Having written it in that way, I realise that I have indulged in occasional Postmodern elements myself. In Robin Hood and the Singing Nun there is a scene set in Sherwood Forest created by a backdrop with a couple of cut-out trees. The next scene opens in the same set but another part of the forest, with Will Scarlet complaining that they all look the same. Robin assures him that the trees are further apart. When Will says “They look the same to me”, two crew members come on and move the cut-out trees by a few inches.
That broke the flow. It reminded the audience that they were looking at plywood and paint, rather than a real forest. They knew that already, of course, but they’d pushed it to the back of their minds in order to believe in character and plot.
So why do it? Well, in that case, it’s a visual joke. It gets a laugh (and, occasionally, a round of applause) and the pace of the show ensures that the audience are quickly back into the swing. On the other hand, we have rejected scripts that call for the director to come on stage to argue with the cast. The reason for the rejection is that the elements of Postmodernism served no purpose in the script. It may have been funny to the writer to expose the mechanics and tensions of a production, but (in the opinion of our reviewer) rather than being funny for the audience, it would have been pointlessly disruptive.
So how far you go with Postmodernism on the stage depends on what you are trying to do with it. It has to serve a purpose. James Barry has a Postmodern touch in his comedy Sherlock’s Excellent Adventure. Following Conan Doyle, the adventure is told from the perspective of Dr Watson. At one point, he deliberately uses narration to change the direction of the plot, only to have the narrator role snatched from him by Moriarty. In the context, this works: it is comical, it stays within the boundaries of the format and it moves the plot along.

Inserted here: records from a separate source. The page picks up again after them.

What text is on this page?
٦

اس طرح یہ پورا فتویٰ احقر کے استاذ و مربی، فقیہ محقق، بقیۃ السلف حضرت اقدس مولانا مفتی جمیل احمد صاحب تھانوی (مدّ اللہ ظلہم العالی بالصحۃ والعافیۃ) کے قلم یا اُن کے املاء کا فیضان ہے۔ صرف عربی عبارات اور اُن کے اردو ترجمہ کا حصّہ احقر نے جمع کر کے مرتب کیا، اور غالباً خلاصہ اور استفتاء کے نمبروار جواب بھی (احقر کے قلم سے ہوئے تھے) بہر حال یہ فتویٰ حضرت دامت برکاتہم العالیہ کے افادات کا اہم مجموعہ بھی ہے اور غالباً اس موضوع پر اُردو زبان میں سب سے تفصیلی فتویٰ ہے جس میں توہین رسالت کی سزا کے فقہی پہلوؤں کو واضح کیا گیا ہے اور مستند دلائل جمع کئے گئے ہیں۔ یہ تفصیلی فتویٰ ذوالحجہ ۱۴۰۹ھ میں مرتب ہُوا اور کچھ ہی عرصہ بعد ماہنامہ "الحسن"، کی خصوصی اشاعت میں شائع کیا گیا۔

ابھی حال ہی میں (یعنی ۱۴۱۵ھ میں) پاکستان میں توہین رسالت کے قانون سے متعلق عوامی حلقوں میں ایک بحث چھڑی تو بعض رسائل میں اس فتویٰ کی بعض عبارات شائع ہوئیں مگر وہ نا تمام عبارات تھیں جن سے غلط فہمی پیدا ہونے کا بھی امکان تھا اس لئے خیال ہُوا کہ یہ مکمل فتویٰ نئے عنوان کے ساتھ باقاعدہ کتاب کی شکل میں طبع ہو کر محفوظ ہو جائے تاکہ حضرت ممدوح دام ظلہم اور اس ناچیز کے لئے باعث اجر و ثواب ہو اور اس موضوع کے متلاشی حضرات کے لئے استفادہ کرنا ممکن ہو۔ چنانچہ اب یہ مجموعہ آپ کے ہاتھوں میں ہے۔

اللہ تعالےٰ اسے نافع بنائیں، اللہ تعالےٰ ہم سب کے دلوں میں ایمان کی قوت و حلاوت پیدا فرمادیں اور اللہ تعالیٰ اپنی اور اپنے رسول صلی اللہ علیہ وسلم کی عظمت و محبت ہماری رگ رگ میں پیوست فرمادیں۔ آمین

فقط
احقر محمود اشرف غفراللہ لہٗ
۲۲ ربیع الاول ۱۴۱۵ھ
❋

Luke Reilly has taken this much further in his adaptation of Hansel and Gretel, in which the whole point of the structure is to look at the relationship between writing, audience and stage. This will not be to the taste of anyone looking for conventional pantomime, but it does what it intends to do in exploring those boundaries. After some discussion about how we should bill such a work, it eventually became A Postmodern Pantomime.